As mentioned in Saturday’s Stray Thoughts last week, I am currently teaching a course on the topic of God and Suffering. It’s always a “fun” course for me in the sense of getting to learn as much as I may give in the span of a semester. That learning invariably happens because of the stories and perspectives of the participants in the class.
An excellent book on the subject is Brian Morley’s God in the Shadows (Christian Focus Publications). His second chapter reminds us that one of the critical factors in how people respond to bad things happening in their lives is what their expectations are–expectations of life in general and of God in particular. This prompted a discussion of just what it is that American people seem to expect out of life. The list was fairly predictable; it included such things as health, security, sufficient finances, comforts, meaningful work, etc. We consider ourselves to be undergoing suffering in some measure when these expectations are not met. Some people will relate the “suffering” so described to the existence or non-existence of a good God; if God is good and sufficiently powerful, why would He not provide the things we “need” for a good life? Or so the discussion begins for many folks.
Following the class I had a conversation with an African student. This particular class member did not speak during the compiling of the list of things Americans consider as components of a good life. Afterward, however, the matter of perspective came up prominently in conversation. What was revealed was that the so-called “problem of evil” is not a topic in Africa. This may initially surprise many westerners, who look at the horrendous suffering of many people on that continent and expect that the “why” question would be prominent in churches and villages across the land. But whether one is referring to political suppression, starvation, disease, poverty, or whatever other form of hardship, it is not commonly raised as evidence against either God’s existence or nature. These things are life. Or to say it otherwise, these realities are well within the expectations of life. So when this student viewed a Peter Singer diatribe against the existence and/or goodness of God, he wanted to jump out of his seat to offer a rebuttal. I’m quite sure that Singer would expect that his clear and devastating argument would have shown the futility of faith; in fact, the opposite ensued.
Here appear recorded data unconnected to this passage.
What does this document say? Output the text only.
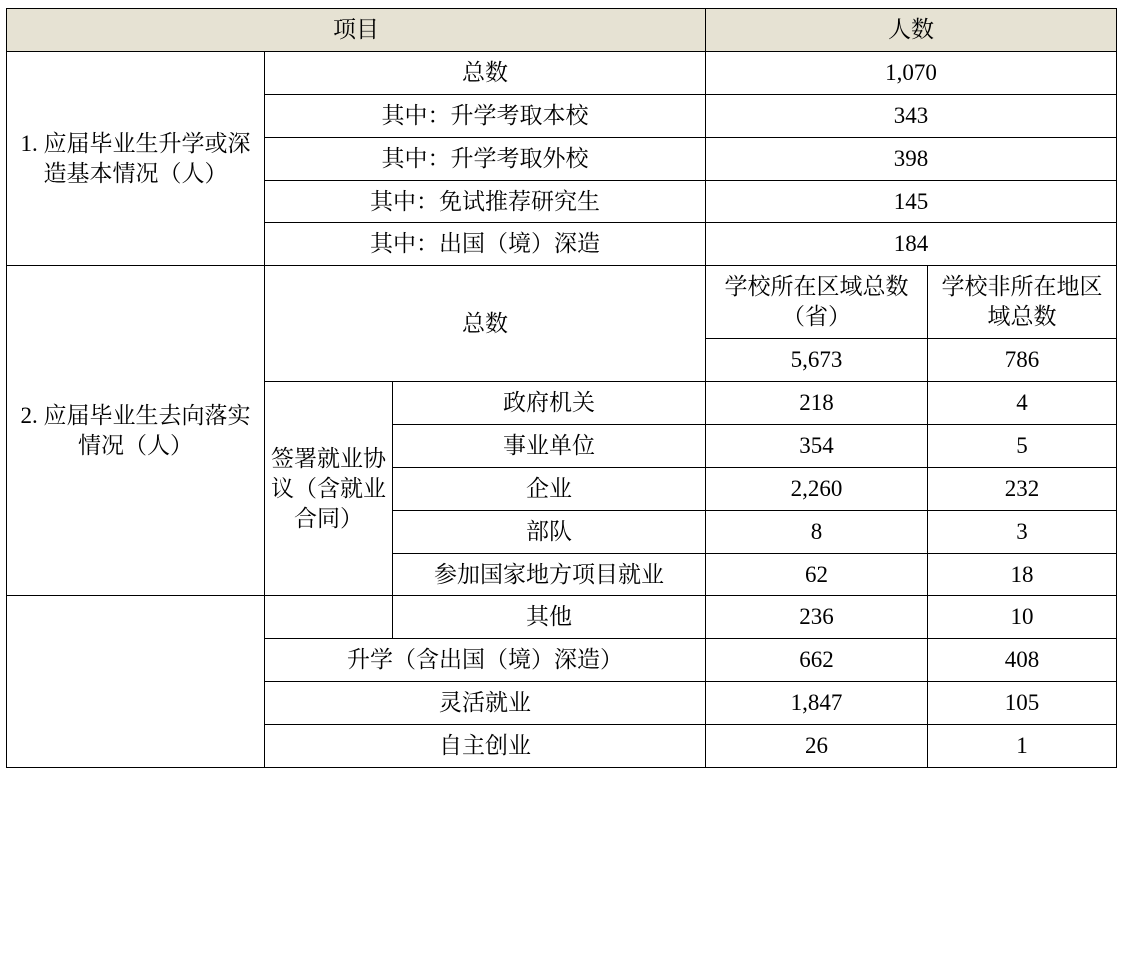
项目			人数	
1. 应届毕业生升学或深造基本情况（人）	总数		1,070	
	其中：升学考取本校		343	
	其中：升学考取外校		398	
	其中：免试推荐研究生		145	
	其中：出国（境）深造		184	
2. 应届毕业生去向落实情况（人）	总数		学校所在区域总数（省）	学校非所在地区域总数
			5,673	786
	签署就业协议（含就业合同）	政府机关	218	4
		事业单位	354	5
		企业	2,260	232
		部队	8	3
		参加国家地方项目就业	62	18
		其他	236	10
	升学（含出国（境）深造）		662	408
	灵活就业		1,847	105
	自主创业		26	1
Expectations do much to shape what we expect from the world; and as Christians, we attach God’s promises, real and imagined, to the mix. Curiously, we conveniently seem to have forgotten anything having to do with expectations of us. How different in this from the (wrong) impressions Job and his acquaintances had; If one is good, God rewards and if one is evil, God punishes. Therefore, if suffering, then sin has occurred. What is easily missed in this formula is its implication that we end up controlling what God does. He can be manipulated.
Perspective. Does it come from our culture, from our fleshly desires, from our families, from our churches? So much of our success in life comes from the matching of expectations and reality—and the ability to meaningfully and truthfully learn from the difference between the two. Or is that just one man’s perspective?